Make a cornice box out of thick foam-core board and hot glue batting on top. Then cover it with a beautiful fabric for a simple modern DIY valance box.
Use clip-on curtain rings and hang a row of decorative napkins, kitchen towels, or vintage handkerchiefs from a simple curtain rod. Check out this video and learn how to make an impressive kitchen window valance with no sewing at all:
A rod pocket valance looks amazing paired with farmhouse decor. Hang a short buffalo check valance over a longer lace sheer curtain, and drape the top with a dried vine garland.
Burlap is another excellent window treatment fabric in a farmhouse kitchen. Use it as a window scarf or a roman shade. Pair it with lace or grosgrain ribbon if its rough texture feels too rustic for the space.
Turn to lace whenever you need to soften the edges of a valance, curtain panel, or shade. Or shop for full lace panels with a rod pocket top for a fully delicate window treatment.
Lace adds a Victorian flavor to traditional home decor. It allows natural light to filter through, making it perfect for when you want a little window embellishment that doesn’t block light.
10. Mock Roman Shade
A real roman shade has strings or ribbons that allow it to be raised and lowered. A mock roman shade looks the same as a half-raised roman shade, but it’s permanently sewn into that position. It cannot be raised or lowered.
Also called a faux roman shade, fake roman shade, or roman shade valance, these are an attractive decorative window treatment. Its clean, horizontal pleats merge well with most interior design styles.
Modern home interiors celebrate minimalism, so a valance in this type of space should be simple and solid-colored. A simple strip of white, black, or grey fabric that hides miniblind or window shade hardware is enough.
If you feel your modern valance needs some embellishment, keep it simple. Hang it from a brushed nickel curtain rod, or attach a few bronze buttons along the border. Or look for an arched valance in a solid color, to add a different shape while maintaining a modern aesthetic.
Flowered, striped, plaid, and dotted fabrics have long been used for kitchen window treatments. A delicate toile or cabbage rose print is perfect in a country kitchen while fabric with stripes better suits a traditional cottage.
Fabric pattern options are limitless, with options for every style of decorating. White fabric embellished with loose colorful brushstrokes could be perfect in a modern kitchen. Sputnik or space-age prints are ideal on a café curtain/valance duo in a midcentury modern ranch.

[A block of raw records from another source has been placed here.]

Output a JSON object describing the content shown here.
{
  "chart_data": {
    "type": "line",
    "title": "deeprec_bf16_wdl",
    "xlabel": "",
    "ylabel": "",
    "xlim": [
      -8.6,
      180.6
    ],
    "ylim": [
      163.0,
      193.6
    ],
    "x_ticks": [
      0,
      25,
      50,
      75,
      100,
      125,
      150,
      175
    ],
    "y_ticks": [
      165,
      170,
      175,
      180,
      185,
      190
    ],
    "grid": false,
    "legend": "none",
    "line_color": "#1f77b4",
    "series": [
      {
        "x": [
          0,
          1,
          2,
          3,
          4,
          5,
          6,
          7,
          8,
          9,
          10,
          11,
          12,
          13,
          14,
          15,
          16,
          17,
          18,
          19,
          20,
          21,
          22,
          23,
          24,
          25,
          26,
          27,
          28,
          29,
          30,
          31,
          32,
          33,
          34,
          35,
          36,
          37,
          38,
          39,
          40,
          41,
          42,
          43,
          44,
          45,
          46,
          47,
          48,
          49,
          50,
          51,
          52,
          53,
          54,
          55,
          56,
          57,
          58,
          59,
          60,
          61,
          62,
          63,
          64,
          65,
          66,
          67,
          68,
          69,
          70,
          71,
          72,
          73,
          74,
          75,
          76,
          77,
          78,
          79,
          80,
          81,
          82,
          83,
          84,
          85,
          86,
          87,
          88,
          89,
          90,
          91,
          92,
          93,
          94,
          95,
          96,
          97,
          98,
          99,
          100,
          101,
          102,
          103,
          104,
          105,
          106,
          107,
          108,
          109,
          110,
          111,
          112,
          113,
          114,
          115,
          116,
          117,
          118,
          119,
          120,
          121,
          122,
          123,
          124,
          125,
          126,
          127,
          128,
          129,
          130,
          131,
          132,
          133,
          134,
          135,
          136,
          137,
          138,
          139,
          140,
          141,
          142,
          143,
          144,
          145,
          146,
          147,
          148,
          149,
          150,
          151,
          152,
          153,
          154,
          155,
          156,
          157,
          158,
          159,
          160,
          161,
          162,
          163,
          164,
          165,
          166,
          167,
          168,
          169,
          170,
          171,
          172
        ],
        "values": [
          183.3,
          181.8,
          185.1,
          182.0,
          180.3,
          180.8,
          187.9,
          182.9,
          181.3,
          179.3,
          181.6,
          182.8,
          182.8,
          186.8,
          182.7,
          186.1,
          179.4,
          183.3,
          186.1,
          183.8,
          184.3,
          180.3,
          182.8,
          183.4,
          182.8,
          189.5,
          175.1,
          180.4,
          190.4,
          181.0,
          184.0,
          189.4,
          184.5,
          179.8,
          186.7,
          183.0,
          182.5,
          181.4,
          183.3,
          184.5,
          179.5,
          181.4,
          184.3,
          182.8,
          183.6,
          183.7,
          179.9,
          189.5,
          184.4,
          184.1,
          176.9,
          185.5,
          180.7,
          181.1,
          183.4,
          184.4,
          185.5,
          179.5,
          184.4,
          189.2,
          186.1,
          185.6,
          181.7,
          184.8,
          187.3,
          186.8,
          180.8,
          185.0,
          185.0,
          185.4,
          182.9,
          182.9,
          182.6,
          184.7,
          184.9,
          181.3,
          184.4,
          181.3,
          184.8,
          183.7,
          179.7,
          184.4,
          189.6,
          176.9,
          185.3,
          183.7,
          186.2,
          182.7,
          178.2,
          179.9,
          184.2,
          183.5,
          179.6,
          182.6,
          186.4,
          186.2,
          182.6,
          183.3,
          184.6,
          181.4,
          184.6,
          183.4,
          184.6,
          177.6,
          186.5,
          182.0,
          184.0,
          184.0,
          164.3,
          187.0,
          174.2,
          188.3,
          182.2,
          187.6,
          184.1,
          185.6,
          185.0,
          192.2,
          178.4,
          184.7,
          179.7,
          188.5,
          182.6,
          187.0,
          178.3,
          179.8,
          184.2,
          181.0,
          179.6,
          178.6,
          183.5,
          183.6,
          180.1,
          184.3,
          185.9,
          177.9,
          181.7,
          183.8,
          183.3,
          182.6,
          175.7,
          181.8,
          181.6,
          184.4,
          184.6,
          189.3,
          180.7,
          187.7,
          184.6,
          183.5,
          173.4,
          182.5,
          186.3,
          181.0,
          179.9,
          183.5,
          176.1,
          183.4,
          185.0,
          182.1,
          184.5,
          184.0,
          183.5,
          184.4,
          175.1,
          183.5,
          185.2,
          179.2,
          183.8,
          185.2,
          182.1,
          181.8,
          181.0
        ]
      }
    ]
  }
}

A pelmet is similar to a cornice in that it’s a framework placed above a window or door to conceal curtain hardware. It can be covered in fabric, stained, or painted. They were often installed in European homes to help prevent convection currents.
Pelmets usually project further from the wall than a valance or cornice, which may be a look you’re after. Because they’re made with a sturdy frame, they are good for hiding heavy curtain hardware, such as the kind used to hang blackout curtain or velvet curtain panels.
A softly scalloped valance in a floral print is a common fixture in French provincial and English cottage kitchens. Its curved edge adds a nice sense of motion to your window areas.
Scalloped edge valances can be left plain or finished with cording or ribbon edges. Tassel or lace borders are also classic embellishments to add to a curvy scalloped valance.
A swag is one of the simplest options for a kitchen valance. Simply drape a length of material over two brackets attached to each side of the window.
Upcycle a vintage scarf or table runner by turning it into a kitchen window valance. Tulle is another pretty material to drape into a swag when you want a sheer feeling without the details of a lace valance.
Kitchen Valance FAQs
Window valances are still in style, but current versions of this kitchen window treatment are more tailored than in years past. However, certain home decor styles still support classic window valance ideas, such as hanging an ascot valance in a traditional kitchen.
A valance should be one-fourth of the window height, plus one inch.